EIV - Proposition 15

  • 9 juin 2004

Un Désir qui naît de la connaissance vraie du bon et du mauvais, peut être éteint ou réduit par beaucoup d’autres Désirs naissant des affections par lesquelles nous sommes dominés.

DÉMONSTRATION

De la connaissance vraie du bon et du mauvais, en tant qu’elle est une affection (Prop. 8), naît nécessairement un Désir (Déf. 1 des Affections), et il est d’autant plus grand que l’affection d’où il naît est plus grande (Prop. 37, p. III). Puisque cependant ce Désir (par hypothèse) naît de ce que nous connaissons quelque chose vraiment, il se forme donc en nous en tant que nous agissons (Prop. 3, p. III) et doit ainsi être connu par notre essence seule (Déf. 2, p. III) ; conséquemment (Prop. 7, p.III), sa force et sa croissance doivent être définies par la seule puissance de l’homme. Maintenant les Désirs qui naissent des affections par lesquelles nous sommes dominés, sont aussi d’autant plus grands que ces affections seront plus violentes ; par suite leur force et leur croissance doivent être définies par la puissance des causes extérieures (Prop. 5) qui, comparée à la nôtre, la surpasse indéfiniment (Prop. 3). Par suite, les Désirs qui naissent d’affections de cette sorte pourront être plus violents que celui qui naît de la connaissance vraie du bon et du mauvais ; et par là (Prop. 7) pourront réduire ou éteindre ce dernier. C.Q.F.D. [*]


Cupiditas quæ ex vera boni et mali cognitione oritur, multis aliis cupiditatibus quæ ex affectibus quibus conflictamur oriuntur, restingui vel coerceri potest.

DEMONSTRATIO :

Ex vera boni et mali cognitione quatenus hæc (per propositionem 8 hujus) affectus est, oritur necessario cupiditas (per 1 affectuum definitionem) quæ eo est major quo affectus ex quo oritur major est (per propositionem 37 partis III). Sed quia hæc cupiditas (per hypothesin) ex eo quod aliquid vere intelligimus, oritur, sequitur ergo ipsa in nobis quatenus agimus (per propositionem 3 partis III) atque adeo per solam nostram essentiam debet intelligi (per definitionem 2 partis III) et consequenter (per propositionem 7 partis III) ejus vis et incrementum sola humana potentia definiri debet.
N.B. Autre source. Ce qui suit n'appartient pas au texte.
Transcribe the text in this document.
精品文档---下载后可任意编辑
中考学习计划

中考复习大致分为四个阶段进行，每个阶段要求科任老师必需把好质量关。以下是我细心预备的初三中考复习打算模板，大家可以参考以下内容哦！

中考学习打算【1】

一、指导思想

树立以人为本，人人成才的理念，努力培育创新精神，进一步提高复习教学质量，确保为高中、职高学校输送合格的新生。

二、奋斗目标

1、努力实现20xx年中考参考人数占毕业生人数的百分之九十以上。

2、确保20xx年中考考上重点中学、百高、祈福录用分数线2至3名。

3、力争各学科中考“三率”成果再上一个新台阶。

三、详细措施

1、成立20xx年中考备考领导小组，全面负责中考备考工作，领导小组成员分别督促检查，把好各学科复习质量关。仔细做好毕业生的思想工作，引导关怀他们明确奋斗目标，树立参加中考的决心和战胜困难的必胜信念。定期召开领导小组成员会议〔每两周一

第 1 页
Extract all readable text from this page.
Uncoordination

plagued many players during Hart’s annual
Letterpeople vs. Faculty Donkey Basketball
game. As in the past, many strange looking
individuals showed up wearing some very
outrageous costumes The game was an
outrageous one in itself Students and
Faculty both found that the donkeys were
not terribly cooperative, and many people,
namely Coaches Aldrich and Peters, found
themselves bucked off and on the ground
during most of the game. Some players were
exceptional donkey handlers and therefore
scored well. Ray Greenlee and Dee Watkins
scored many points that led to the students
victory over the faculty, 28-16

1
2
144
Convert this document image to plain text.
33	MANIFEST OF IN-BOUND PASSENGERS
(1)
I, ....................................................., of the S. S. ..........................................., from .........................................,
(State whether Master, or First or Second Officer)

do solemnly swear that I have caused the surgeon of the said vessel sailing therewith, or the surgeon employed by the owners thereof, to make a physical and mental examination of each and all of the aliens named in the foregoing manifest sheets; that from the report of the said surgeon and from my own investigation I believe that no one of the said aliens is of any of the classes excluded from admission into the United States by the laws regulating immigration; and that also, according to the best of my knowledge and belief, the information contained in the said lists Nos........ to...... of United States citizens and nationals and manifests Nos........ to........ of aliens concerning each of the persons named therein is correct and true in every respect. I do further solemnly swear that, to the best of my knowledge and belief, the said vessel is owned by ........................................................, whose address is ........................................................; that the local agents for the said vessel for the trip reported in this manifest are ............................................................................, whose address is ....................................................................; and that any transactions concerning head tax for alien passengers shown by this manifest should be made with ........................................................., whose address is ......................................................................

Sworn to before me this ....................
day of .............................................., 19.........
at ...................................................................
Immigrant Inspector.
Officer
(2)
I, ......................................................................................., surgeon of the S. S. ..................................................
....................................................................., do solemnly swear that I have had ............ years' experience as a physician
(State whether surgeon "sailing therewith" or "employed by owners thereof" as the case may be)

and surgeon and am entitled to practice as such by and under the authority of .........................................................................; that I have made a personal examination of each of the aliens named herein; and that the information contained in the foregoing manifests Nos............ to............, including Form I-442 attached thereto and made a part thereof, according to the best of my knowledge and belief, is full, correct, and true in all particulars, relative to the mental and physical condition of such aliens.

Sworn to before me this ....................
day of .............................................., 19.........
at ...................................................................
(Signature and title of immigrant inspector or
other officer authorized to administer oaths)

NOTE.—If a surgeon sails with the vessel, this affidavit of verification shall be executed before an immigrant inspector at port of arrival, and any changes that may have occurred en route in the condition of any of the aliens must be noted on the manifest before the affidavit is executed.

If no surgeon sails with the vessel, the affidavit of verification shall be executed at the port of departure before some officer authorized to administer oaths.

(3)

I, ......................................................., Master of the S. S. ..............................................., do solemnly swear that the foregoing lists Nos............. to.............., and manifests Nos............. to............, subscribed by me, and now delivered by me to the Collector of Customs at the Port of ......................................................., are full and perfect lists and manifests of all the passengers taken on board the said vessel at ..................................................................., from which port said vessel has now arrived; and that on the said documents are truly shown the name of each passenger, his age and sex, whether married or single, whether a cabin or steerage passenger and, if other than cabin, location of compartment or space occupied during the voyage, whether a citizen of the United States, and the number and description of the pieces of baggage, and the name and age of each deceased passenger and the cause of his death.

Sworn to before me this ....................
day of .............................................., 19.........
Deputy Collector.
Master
Porro cupiditates quæ ex affectibus quibus conflictamur oriuntur, eo etiam majores sunt quo hi affectus vehementiores erunt atque adeo earum vis et incrementum (per propositionem 5 hujus) potentia causarum externarum definiri debet quæ, si cum nostra comparetur, nostram potentiam indefinite superat (per propositionem 3 hujus) atque adeo cupiditates quæ ex similibus affectibus oriuntur, vehementiores esse possunt illa quæ ex vera boni et mali cognitione oritur ac proinde (per propositionem 7 hujus) eandem coercere vel restinguere poterunt. Q.E.D.


[*(Saisset :) Le désir qui naît de la connaissance vraie du bien et du mal peut être détruit ou empêché par beaucoup d’autres désirs qui naissent des passions dont notre âme est agitée en sens divers. Démonstration De la connaissance vraie du bien et du mal, en tant qu’elle est une passion (par la Propos. 8), provient nécessairement un désir (par la Déf. 1 des passions), lequel est d’autant plus fort que la passion d’où il provient est elle-même plus forte (par la Propos. 37, part. 3) ; mais comme ce désir (par hypothèse) naît de ce que nous avons une connaissance vraie, il s’ensuit qu’il est en nous, en tant que nous agissons (par la Propos. 3, part. 3), et partant qu’il doit être conçu par notre seule essence (en vertu de la Déf. 2, part. 3), et que sa force et son accroissement doivent se mesurer par la seule puissance de l’homme (Propos. 7, part. 3). Or, les désirs qui naissent des passions qui agitent notre âme en sens divers sont d’autant plus forts que ces passions ont plus d’énergie, et par conséquent leur force et leur accroissement (en vertu de la Propos. 5) doivent se mesurer par la puissance des causes extérieures, laquelle, si on la compare à la nôtre, la surpasse indéfiniment (par la Propos. 3) ; et ainsi donc les désirs qui naissent de passions semblables peuvent être plus forts que celui qui naît de la connaissance vraie du bien et du mal, et partant (par la Propos. 7) ils peuvent étouffer ou empêcher ce désir. C. Q. F. D.